I shoved the shirt back in his face, and went to work on his feet. I missed once and the mallet made a sharp thud against the bathtub.
“Okay,” he muttered through the shirt. I let him speak. “I tell you, I tell you—”
He wasn’t talking fast enough, so I gave him another whack. He started talking faster, and I believed every word that came out of his mouth. I knew he was telling the truth. In the back of a dying man’s mind, there is always a thought that he might get out of his predicament if he only tells the truth. A desperate thought that if he starts talking his executioner would spare his life.
Vlad told me everything: Mr.
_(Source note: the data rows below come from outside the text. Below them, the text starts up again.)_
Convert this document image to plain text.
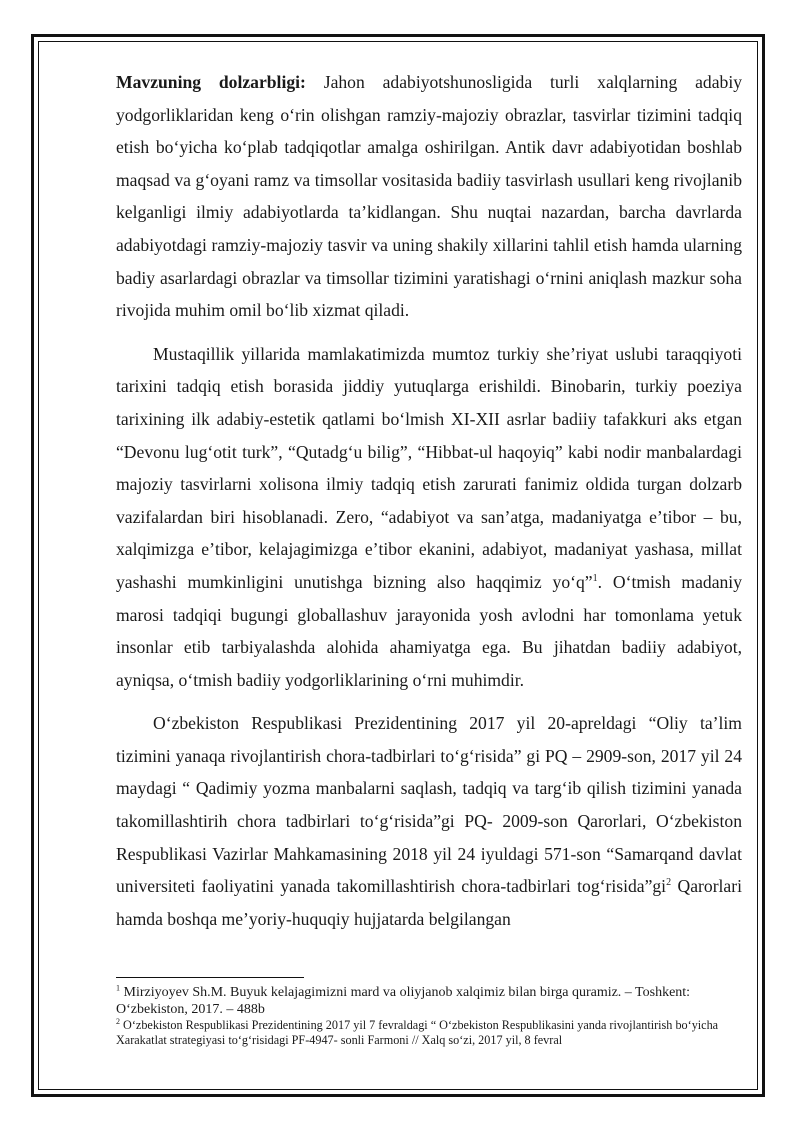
Mavzuning dolzarbligi: Jahon adabiyotshunosligida turli xalqlarning adabiy yodgorliklaridan keng oʻrin olishgan ramziy-majoziy obrazlar, tasvirlar tizimini tadqiq etish boʻyicha koʻplab tadqiqotlar amalga oshirilgan. Antik davr adabiyotidan boshlab maqsad va gʻoyani ramz va timsollar vositasida badiiy tasvirlash usullari keng rivojlanib kelganligi ilmiy adabiyotlarda taʼkidlangan. Shu nuqtai nazardan, barcha davrlarda adabiyotdagi ramziy-majoziy tasvir va uning shakily xillarini tahlil etish hamda ularning badiy asarlardagi obrazlar va timsollar tizimini yaratishagi oʻrnini aniqlash mazkur soha rivojida muhim omil boʻlib xizmat qiladi.

Mustaqillik yillarida mamlakatimizda mumtoz turkiy sheʼriyat uslubi taraqqiyoti tarixini tadqiq etish borasida jiddiy yutuqlarga erishildi. Binobarin, turkiy poeziya tarixining ilk adabiy-estetik qatlami boʻlmish XI-XII asrlar badiiy tafakkuri aks etgan “Devonu lugʻotit turk”, “Qutadgʻu bilig”, “Hibbat-ul haqoyiq” kabi nodir manbalardagi majoziy tasvirlarni xolisona ilmiy tadqiq etish zarurati fanimiz oldida turgan dolzarb vazifalardan biri hisoblanadi. Zero, “adabiyot va sanʼatga, madaniyatga eʼtibor – bu, xalqimizga eʼtibor, kelajagimizga eʼtibor ekanini, adabiyot, madaniyat yashasa, millat yashashi mumkinligini unutishga bizning also haqqimiz yoʻq”$^1$. Oʻtmish madaniy marosi tadqiqi bugungi globallashuv jarayonida yosh avlodni har tomonlama yetuk insonlar etib tarbiyalashda alohida ahamiyatga ega. Bu jihatdan badiiy adabiyot, ayniqsa, oʻtmish badiiy yodgorliklarining oʻrni muhimdir.

Oʻzbekiston Respublikasi Prezidentining 2017 yil 20-apreldagi “Oliy taʼlim tizimini yanaqa rivojlantirish chora-tadbirlari toʻgʻrisida” gi PQ – 2909-son, 2017 yil 24 maydagi “ Qadimiy yozma manbalarni saqlash, tadqiq va targʻib qilish tizimini yanada takomillashtirih chora tadbirlari toʻgʻrisida”gi PQ- 2009-son Qarorlari, Oʻzbekiston Respublikasi Vazirlar Mahkamasining 2018 yil 24 iyuldagi 571-son “Samarqand davlat universiteti faoliyatini yanada takomillashtirish chora-tadbirlari $togʻrisida”gi^2$ Qarorlari hamda boshqa meʼyoriy-huquqiy hujjatarda belgilangan

$^1$ Mirziyoyev Sh.M. Buyuk kelajagimizni mard va oliyjanob xalqimiz bilan birga quramiz. – Toshkent: Oʻzbekiston, 2017. – 488b

$^2$ Oʻzbekiston Respublikasi Prezidentining 2017 yil 7 fevraldagi “ Oʻzbekiston Respublikasini yanda rivojlantirish boʻyicha Xarakatlat strategiyasi toʻgʻrisidagi PF-4947- sonli Farmoni // Xalq soʻzi, 2017 yil, 8 fevral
Carlino’s entire plan. Then he said in his filthy Russian accent, “I tell it all, Mickey. I tell you everything. Why … why you and Frank do this?”
I smirked. “Why we do this? Shit, only a few hours ago you thought Franky was acting alone. Now you’re assuming that I have something to do with him making a move for power.”
“We know he don’t work alone, Franky. And you, you were next in line after Merazano. That’s why we—”
“You know what they say about assuming, right? It makes an ass out of you and me.”
I stood over him, the hammer in one hand, the pistol in the other.
Vlad recoiled against the tub. “Hey, Mick—” he muttered, before I aimed and fired. I’m a man of my word. I stripped off my blood-speckled clothing and washed my hands and face, and then I grabbed my cell phone and dialed.
“It’s me,” I said. “Yeah, it’s on. I need a cleaner … pickup, not delivery. Two loads … okay … yeah, ten o’clock.” I hung up, and then went down on my hands and knees, feeling the carpet for that damn tooth.